PEARL tackles the challenge of learning high-quality phrase representations from context-free input by integrating phrase-type information and robust character-level features into a contrastive learning framework. It combines a phrase encoder based on E5 with a LOVE-inspired character encoder, augments data at character, token, and phrase levels, and uses an auxiliary Phrase Type Classification task to sharpen semantic distinctions, all trained with hard negatives and weight averaging. The approach yields strong improvements across diverse phrase and short-text tasks, achieving state-of-the-art performance with smaller models (e.g., PEARL-small at 40M parameters) and generalizes well to multiple backbone language models. This work offers practical benefits for entity retrieval, clustering, and fuzzy matching in settings with limited contextual cues, while highlighting the importance of morphology and type information in phrase representations.

Abstract

Phrase representations play an important role in data science and natural language processing, benefiting various tasks like Entity Alignment, Record Linkage, Fuzzy Joins, and Paraphrase Classification. The current state-of-the-art method involves fine-tuning pre-trained language models for phrasal embeddings using contrastive learning. However, we have identified areas for improvement. First, these pre-trained models tend to be unnecessarily complex and require to be pre-trained on a corpus with context sentences. Second, leveraging the phrase type and morphology gives phrase representations that are both more precise and more flexible. We propose an improved framework to learn phrase representations in a context-free fashion.

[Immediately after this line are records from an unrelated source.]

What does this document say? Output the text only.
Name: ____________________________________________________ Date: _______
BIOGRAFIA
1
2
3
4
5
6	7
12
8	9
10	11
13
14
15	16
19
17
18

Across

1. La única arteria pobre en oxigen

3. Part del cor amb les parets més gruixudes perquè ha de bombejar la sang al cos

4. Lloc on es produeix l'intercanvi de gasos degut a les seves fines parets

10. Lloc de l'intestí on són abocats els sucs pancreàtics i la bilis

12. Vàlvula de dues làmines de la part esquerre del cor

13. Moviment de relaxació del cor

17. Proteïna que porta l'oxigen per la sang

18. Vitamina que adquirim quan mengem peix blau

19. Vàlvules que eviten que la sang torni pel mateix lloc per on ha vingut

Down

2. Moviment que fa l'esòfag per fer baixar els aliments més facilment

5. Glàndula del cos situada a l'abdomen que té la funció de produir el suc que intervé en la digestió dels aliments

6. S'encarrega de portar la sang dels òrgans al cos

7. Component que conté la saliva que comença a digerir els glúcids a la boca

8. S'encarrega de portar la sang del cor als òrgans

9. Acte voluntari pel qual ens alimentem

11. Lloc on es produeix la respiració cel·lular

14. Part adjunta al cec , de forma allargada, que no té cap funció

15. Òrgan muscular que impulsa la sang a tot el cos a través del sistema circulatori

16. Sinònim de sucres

The framework employs phrase type classification as an auxiliary task and incorporates character-level information more effectively into the phrase representation. Furthermore, we design three granularities of data augmentation to increase the diversity of training samples. Our experiments across a wide range of tasks show that our approach generates superior phrase embeddings compared to previous methods while requiring a smaller model size. [PEARL-small]: https://huggingface.co/Lihuchen/pearl_small; [PEARL-base]: https://huggingface.co/Lihuchen/pearl_base; [Code and Dataset]: https://github.com/tigerchen52/PEARL

Figures (6)

• Figure 1: An example of entity retrieval. Given the input entity name "The New York Times", we show the cosine similarity obtained by different models. The ranking of scores is listed in parentheses.
• Figure 2: An illustration of PEARL. It uses contrastive learning and an auxiliary task of phrase type prediction for learning phrase embeddings.
• Figure 3: Different levels of granularity for the data augmentation methods on "The New York Times".
• Figure 4: t-SNE visualizations of phrase embeddings generated by different models. We randomly selected 100 samples for each entity type from YAGO 4 (Place, Person, MeidicalEntity, Event, Organization, CreativeWork). Markers with the same color are supposed to be grouped together.
• Figure 5: Hyperparameter selection on BIRD dataset.